The physicians of New York on learning of this verdict were all greatly interested and for the most part indignant.  They felt that if they were required to report every case of undoubted or even suspected small-pox, they should not be thereby rendered liable to ay suit for damages and loud protests against such an injustice were freely expressed.

In the trial of the case in 1885 Prof. Austin Flint (senior), Prof. Edward L. Keyes and I were called as expert witnesses.  Of course we had not seen the patient and were simply asked to testify to a hypothetical case in which a chill, fever subsiding with the outbreak of the eruption, one or two umbilicated vesicles and lesions upon the hard palate and pharynx would point to a mild attack of varioloid and not to an artificial eczema produced by irritation.

The plaintiff’s counsel was a gentleman with stentorian voice and well known as a very shrewd and extremely fierce cross-examiner.  On the witness stand the venerable Dr. Flint, on account of his age and great reputation, was treated a show of suavity while Dr. Keyes was subjected to a grueling catechism.  Having been recently made a Professor of Skin Diseases and being the youngest of the experts I well knew what was in store for me and no reason to feel disappointed when my cross examination was concluded.  But I had resolved to keep my cool under all circumstances, to answer questions deliberately and in as few words a possible and survived the ordeal.  But I well remember how annoying it was to have my answers repeated with a verbal twist which made them sound like the very opposite of what I had said.   And when I testified that something was so I recall the thunderous tone with which the question was hurled at me “Didn’t you hear Professor Flint testify that it was not so?” evidently with the intention of disconcerting me and thereby weakening my testimony.”

This case of Brown vs.
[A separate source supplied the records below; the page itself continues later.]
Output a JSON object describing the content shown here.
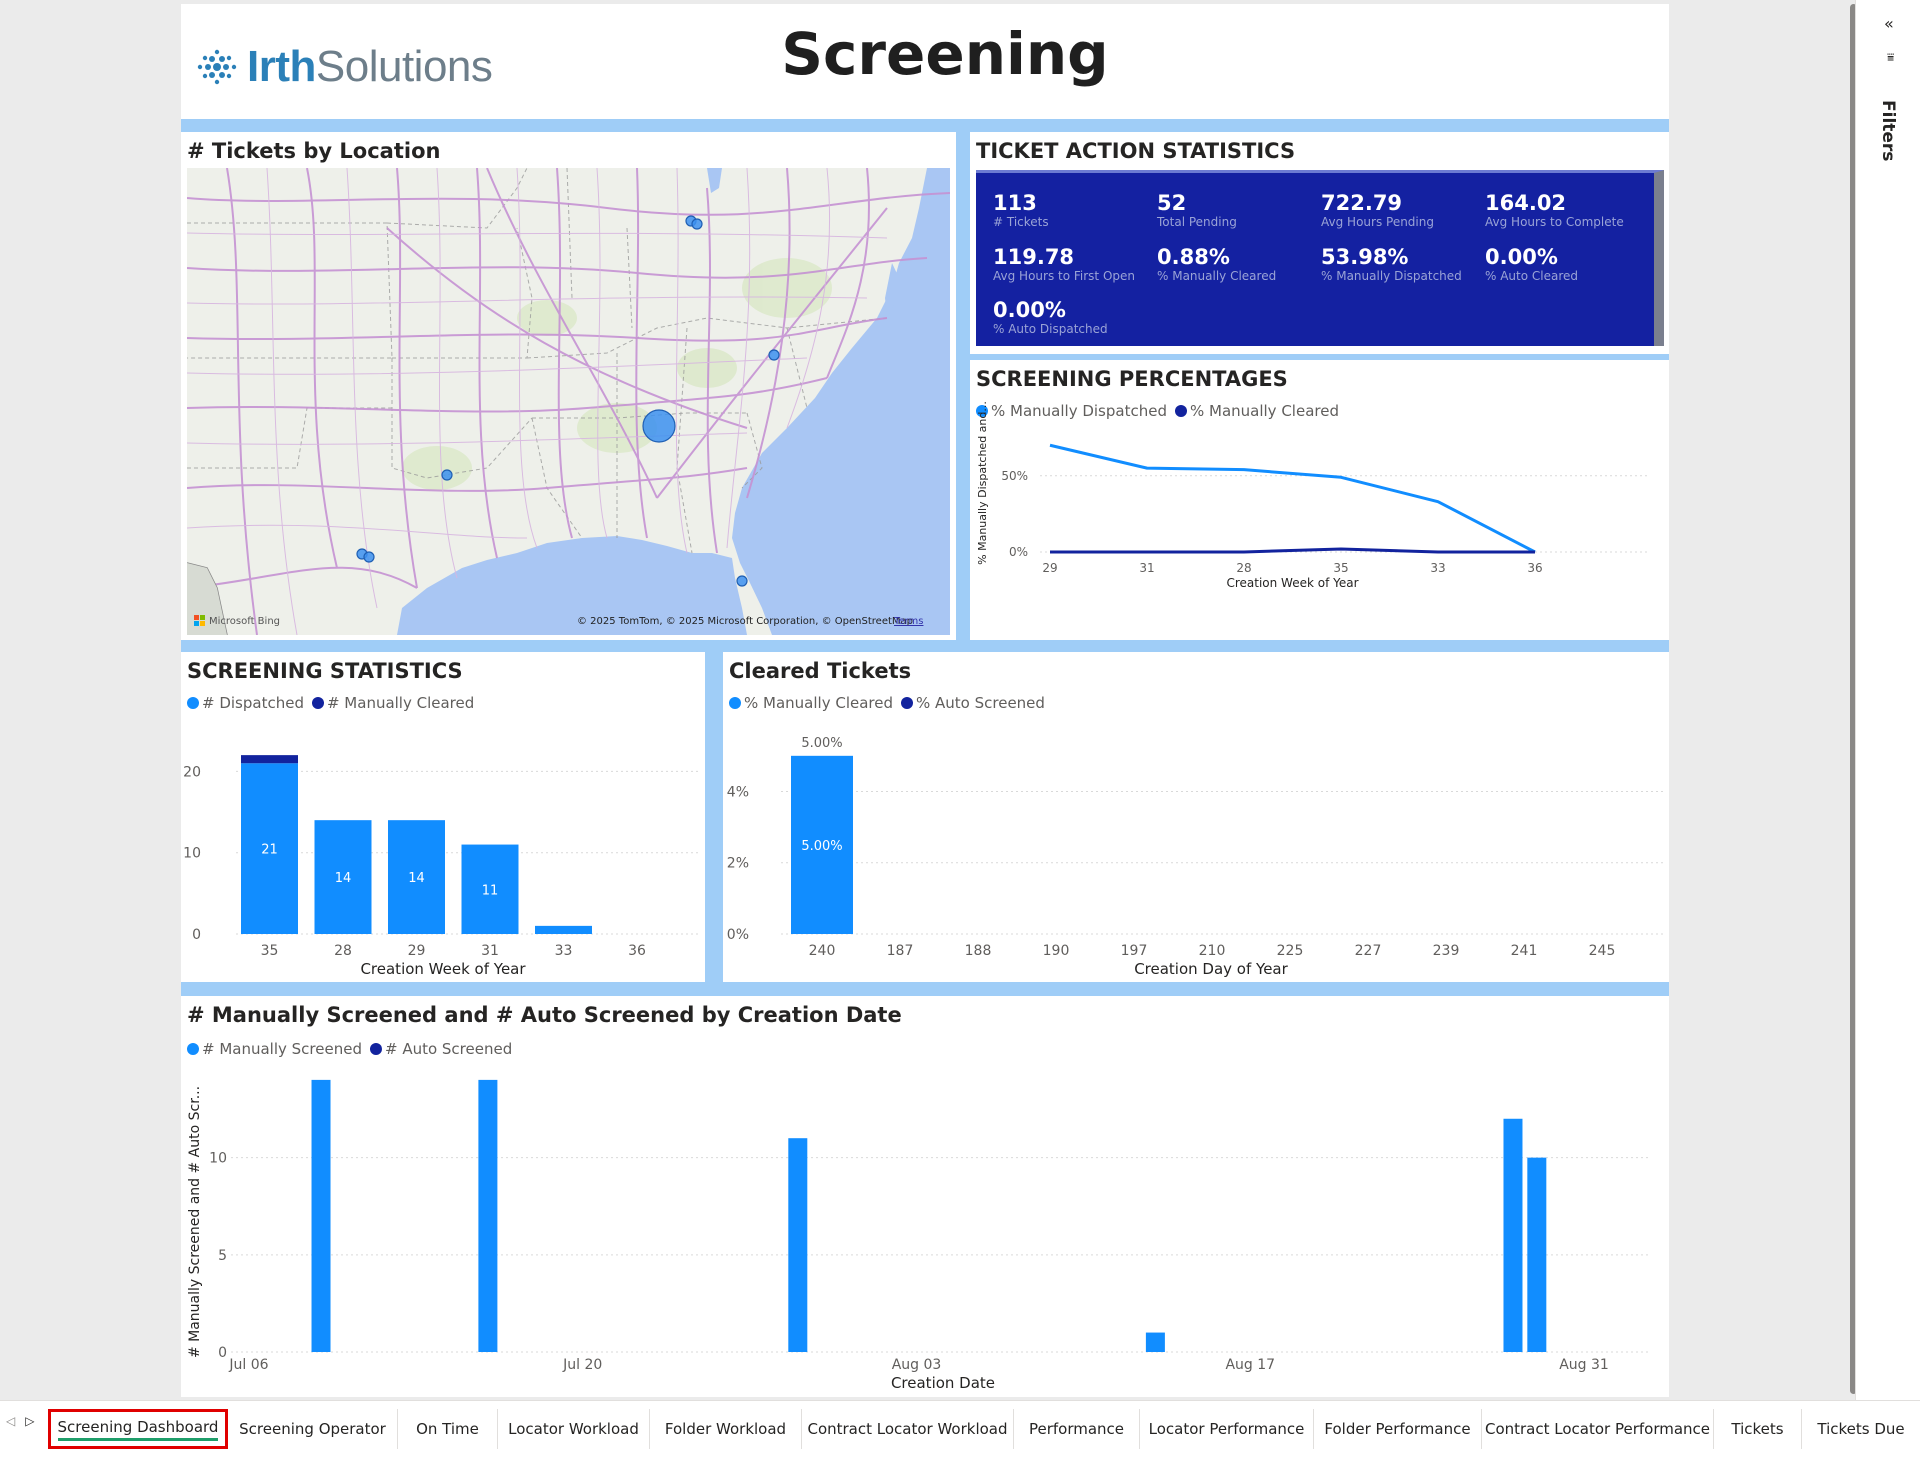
{
  "report": {
    "logo_bold": "Irth",
    "logo_light": "Solutions",
    "title": "Screening"
  },
  "map": {
    "title": "# Tickets by Location",
    "attribution": "© 2025 TomTom, © 2025 Microsoft Corporation, © OpenStreetMap",
    "terms": "Terms",
    "bing": "Microsoft Bing",
    "colors": {
      "water": "#a9c6f3",
      "land": "#eef0ea",
      "road": "#c592d3",
      "bubble": "#3c90f0"
    }
  },
  "ticket_action_statistics": {
    "title": "TICKET ACTION STATISTICS",
    "kpis": [
      {
        "value": "113",
        "label": "# Tickets"
      },
      {
        "value": "52",
        "label": "Total Pending"
      },
      {
        "value": "722.79",
        "label": "Avg Hours Pending"
      },
      {
        "value": "164.02",
        "label": "Avg Hours to Complete"
      },
      {
        "value": "119.78",
        "label": "Avg Hours to First Open"
      },
      {
        "value": "0.88%",
        "label": "% Manually Cleared"
      },
      {
        "value": "53.98%",
        "label": "% Manually Dispatched"
      },
      {
        "value": "0.00%",
        "label": "% Auto Cleared"
      },
      {
        "value": "0.00%",
        "label": "% Auto Dispatched"
      }
    ],
    "card_color": "#1421a1"
  },
  "screening_percentages": {
    "title": "SCREENING PERCENTAGES",
    "legend": [
      "% Manually Dispatched",
      "% Manually Cleared"
    ],
    "colors": [
      "#118dff",
      "#12239e"
    ]
  },
  "screening_statistics": {
    "title": "SCREENING STATISTICS",
    "legend": [
      "# Dispatched",
      "# Manually Cleared"
    ],
    "colors": [
      "#118dff",
      "#12239e"
    ]
  },
  "cleared_tickets": {
    "title": "Cleared Tickets",
    "legend": [
      "% Manually Cleared",
      "% Auto Screened"
    ],
    "colors": [
      "#118dff",
      "#12239e"
    ]
  },
  "screened_by_date": {
    "title": "# Manually Screened and # Auto Screened by Creation Date",
    "legend": [
      "# Manually Screened",
      "# Auto Screened"
    ],
    "colors": [
      "#118dff",
      "#12239e"
    ]
  },
  "chart_data": [
    {
      "id": "screening_percentages",
      "type": "line",
      "title": "SCREENING PERCENTAGES",
      "xlabel": "Creation Week of Year",
      "ylabel": "% Manually Dispatched and...",
      "categories": [
        "29",
        "31",
        "28",
        "35",
        "33",
        "36"
      ],
      "series": [
        {
          "name": "% Manually Dispatched",
          "values": [
            70,
            55,
            54,
            49,
            33,
            0
          ]
        },
        {
          "name": "% Manually Cleared",
          "values": [
            0,
            0,
            0,
            2,
            0,
            0
          ]
        }
      ],
      "yticks": [
        "0%",
        "50%"
      ],
      "ylim": [
        0,
        80
      ],
      "grid": true,
      "legend": "top-left"
    },
    {
      "id": "screening_statistics",
      "type": "bar",
      "stacked": true,
      "title": "SCREENING STATISTICS",
      "xlabel": "Creation Week of Year",
      "ylabel": "",
      "categories": [
        "35",
        "28",
        "29",
        "31",
        "33",
        "36"
      ],
      "series": [
        {
          "name": "# Dispatched",
          "values": [
            21,
            14,
            14,
            11,
            1,
            0
          ]
        },
        {
          "name": "# Manually Cleared",
          "values": [
            1,
            0,
            0,
            0,
            0,
            0
          ]
        }
      ],
      "data_labels": [
        "21",
        "14",
        "14",
        "11",
        "",
        ""
      ],
      "yticks": [
        "0",
        "10",
        "20"
      ],
      "ylim": [
        0,
        23
      ],
      "grid": true,
      "legend": "top-left"
    },
    {
      "id": "cleared_tickets",
      "type": "bar",
      "title": "Cleared Tickets",
      "xlabel": "Creation Day of Year",
      "ylabel": "",
      "categories": [
        "240",
        "187",
        "188",
        "190",
        "197",
        "210",
        "225",
        "227",
        "239",
        "241",
        "245"
      ],
      "series": [
        {
          "name": "% Manually Cleared",
          "values": [
            5.0,
            0,
            0,
            0,
            0,
            0,
            0,
            0,
            0,
            0,
            0
          ]
        },
        {
          "name": "% Auto Screened",
          "values": [
            0,
            0,
            0,
            0,
            0,
            0,
            0,
            0,
            0,
            0,
            0
          ]
        }
      ],
      "data_labels": [
        "5.00%",
        "5.00%"
      ],
      "yticks": [
        "0%",
        "2%",
        "4%"
      ],
      "ylim": [
        0,
        5.5
      ],
      "grid": true,
      "legend": "top-left"
    },
    {
      "id": "screened_by_date",
      "type": "bar",
      "title": "# Manually Screened and # Auto Screened by Creation Date",
      "xlabel": "Creation Date",
      "ylabel": "# Manually Screened and # Auto Scr...",
      "x_ticks": [
        "Jul 06",
        "Jul 20",
        "Aug 03",
        "Aug 17",
        "Aug 31"
      ],
      "x": [
        "2025-07-09",
        "2025-07-16",
        "2025-07-29",
        "2025-08-13",
        "2025-08-28",
        "2025-08-29"
      ],
      "series": [
        {
          "name": "# Manually Screened",
          "values": [
            14,
            14,
            11,
            1,
            12,
            10
          ]
        },
        {
          "name": "# Auto Screened",
          "values": [
            0,
            0,
            0,
            0,
            0,
            0
          ]
        }
      ],
      "yticks": [
        "0",
        "5",
        "10"
      ],
      "ylim": [
        0,
        14.2
      ],
      "grid": true,
      "legend": "top-left"
    }
  ],
  "filters": {
    "label": "Filters",
    "collapse_icon": "double-chevron-left-icon"
  },
  "tabs": [
    {
      "label": "Screening Dashboard",
      "active": true
    },
    {
      "label": "Screening Operator"
    },
    {
      "label": "On Time"
    },
    {
      "label": "Locator Workload"
    },
    {
      "label": "Folder Workload"
    },
    {
      "label": "Contract Locator Workload"
    },
    {
      "label": "Performance"
    },
    {
      "label": "Locator Performance"
    },
    {
      "label": "Folder Performance"
    },
    {
      "label": "Contract Locator Performance"
    },
    {
      "label": "Tickets"
    },
    {
      "label": "Tickets Due"
    }
  ]
}
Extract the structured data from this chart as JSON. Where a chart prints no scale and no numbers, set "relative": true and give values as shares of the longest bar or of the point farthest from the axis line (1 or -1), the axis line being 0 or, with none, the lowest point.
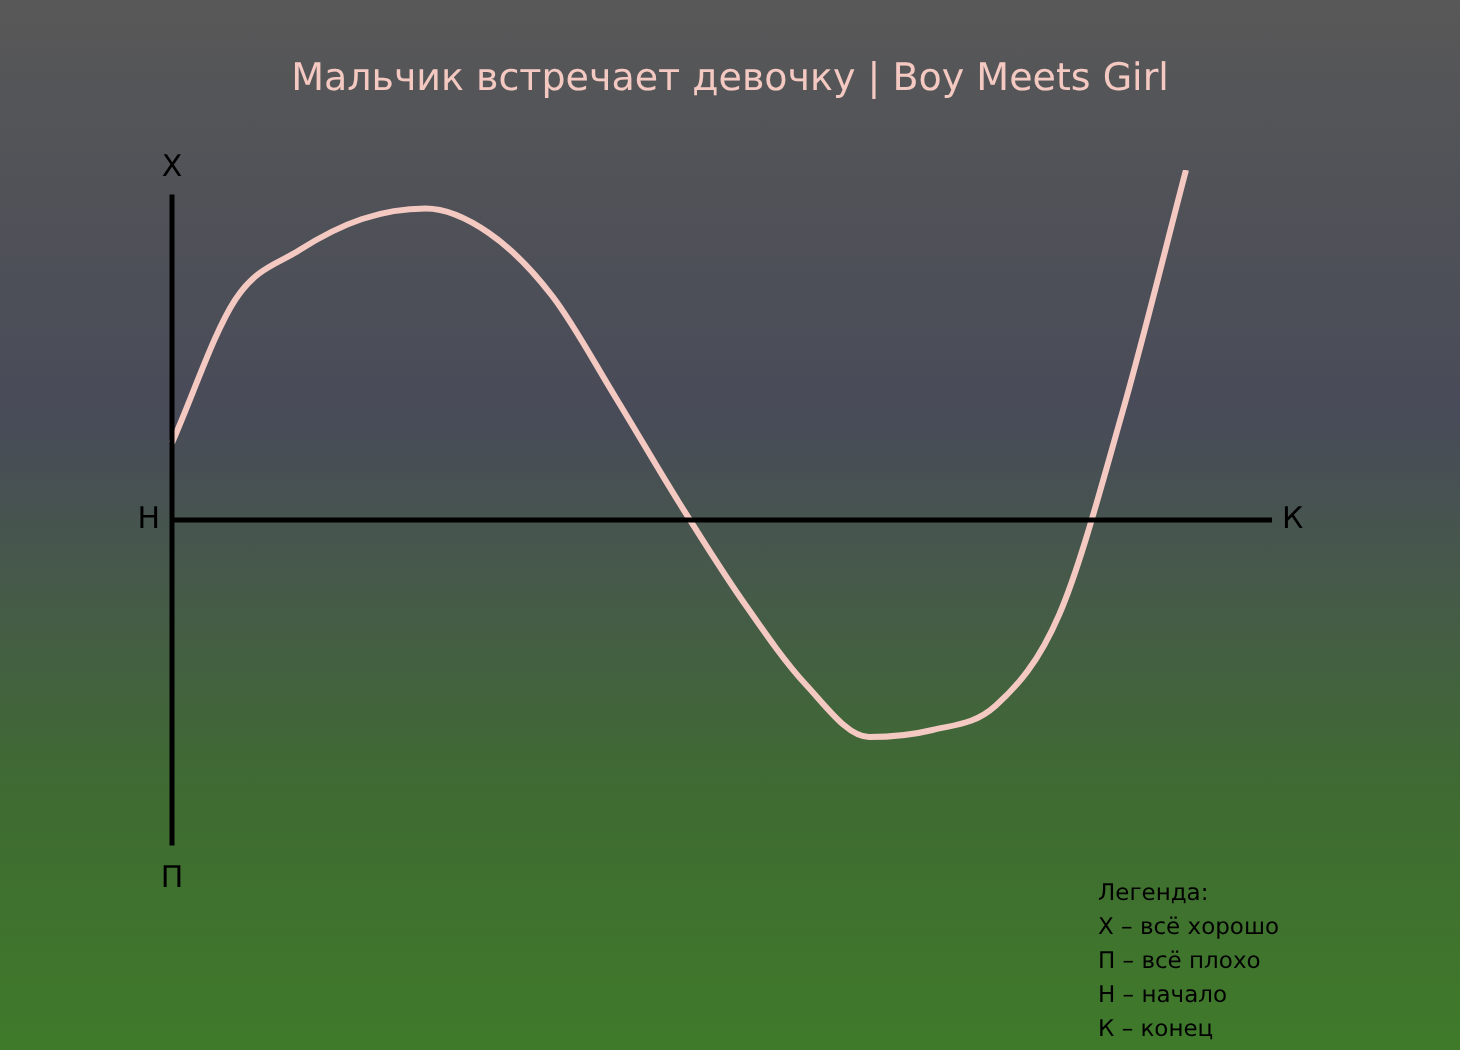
{
  "chart_data": {
    "type": "line",
    "title": "Мальчик встречает девочку | Boy Meets Girl",
    "relative": true,
    "categories": [
      null,
      null,
      null,
      null,
      null,
      null,
      null,
      null,
      null,
      null,
      null,
      null,
      null,
      null,
      null,
      null,
      null
    ],
    "series": [
      {
        "color": "#f4c9c2",
        "values": [
          0.22,
          0.63,
          0.77,
          0.86,
          0.89,
          0.82,
          0.64,
          0.35,
          0.05,
          -0.23,
          -0.47,
          -0.62,
          -0.6,
          -0.53,
          -0.27,
          0.31,
          1
        ]
      }
    ],
    "annotations": [
      "Х",
      "П",
      "Н",
      "К",
      "Легенда:",
      "Х – всё хорошо",
      "П – всё плохо",
      "Н – начало",
      "К – конец"
    ],
    "marker": "none",
    "line_style": "solid",
    "legend": false
  }
}
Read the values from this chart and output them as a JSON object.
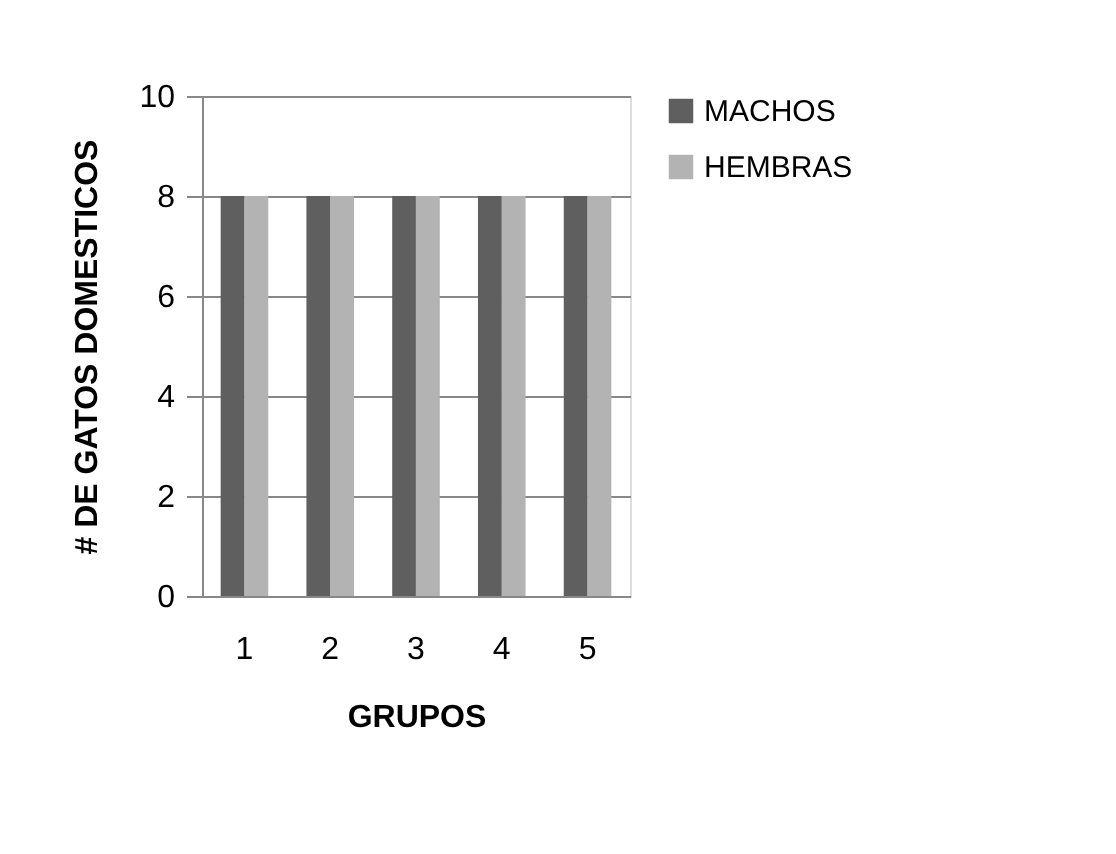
{
  "chart_data": {
    "type": "bar",
    "categories": [
      "1",
      "2",
      "3",
      "4",
      "5"
    ],
    "series": [
      {
        "name": "MACHOS",
        "color": "#5f5f5f",
        "values": [
          8,
          8,
          8,
          8,
          8
        ]
      },
      {
        "name": "HEMBRAS",
        "color": "#b3b3b3",
        "values": [
          8,
          8,
          8,
          8,
          8
        ]
      }
    ],
    "xlabel": "GRUPOS",
    "ylabel": "# DE GATOS DOMESTICOS",
    "ylim": [
      0,
      10
    ],
    "yticks": [
      0,
      2,
      4,
      6,
      8,
      10
    ],
    "grid": "y",
    "legend": "right"
  }
}
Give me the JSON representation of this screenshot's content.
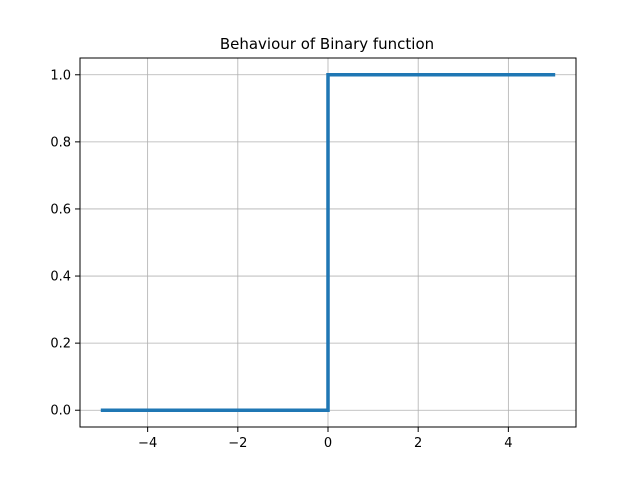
{
  "chart_data": {
    "type": "line",
    "title": "Behaviour of Binary function",
    "xlabel": "",
    "ylabel": "",
    "xlim": [
      -5.5,
      5.5
    ],
    "ylim": [
      -0.05,
      1.05
    ],
    "grid": true,
    "x_ticks": [
      -4,
      -2,
      0,
      2,
      4
    ],
    "x_tick_labels": [
      "−4",
      "−2",
      "0",
      "2",
      "4"
    ],
    "y_ticks": [
      0.0,
      0.2,
      0.4,
      0.6,
      0.8,
      1.0
    ],
    "y_tick_labels": [
      "0.0",
      "0.2",
      "0.4",
      "0.6",
      "0.8",
      "1.0"
    ],
    "series": [
      {
        "color": "#1f77b4",
        "x": [
          -5,
          0,
          0,
          5
        ],
        "y": [
          0,
          0,
          1,
          1
        ]
      }
    ]
  }
}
Purdy was appealed and the judgment was reversed by the General Term, Dec. 1886.(1)

This case brings to the fore the role  of a physician as a public health officer.  In New York State  during the 21st century, the role of the physician as a public health official surfaces in cases where syphilis is diagnosed.  Because syphilis is a “reportable” disease, a reactive RPR or positive ANA test result will be sent by the test laboratory to the New York City Health Department.  A health department officer will then contact the physician who ordered the test to ascertain if the patient has follow-up and if penicillin has been administered to the patient.  This health officer will contact the patient and ascertain the identity of the patient’s intimate contacts and follow-up to insure they are tested.

No cause of action lies against a doctor whose patient’s spouse is informed that the patient has syphilis by a public health officer.  The public interest trumps privacy.  This is not the cause with HIV infection.

Other instances in which the physicians play the role of public health official and even public health police, is in the case of tuberculosis.  The 2007 case of the lawyer with multidrug-resistant TB who eventually had to be hospitalized for a time under lock-and-key shows how seriously the state can take the interests of public health.  Dr Fox’s actions are consonant with the idea that patient care and public safety must be accounted for even if the mix is sometimes a bit uneven.

The fact that the case was decided one way and reversed on appeal shows the complex feelings that society has when asked to decide between personal health and liberty and society’s public health needs.

1.  Fox, GH:  Reminiscences.   New York, Medical Life Press, 1926:204-7.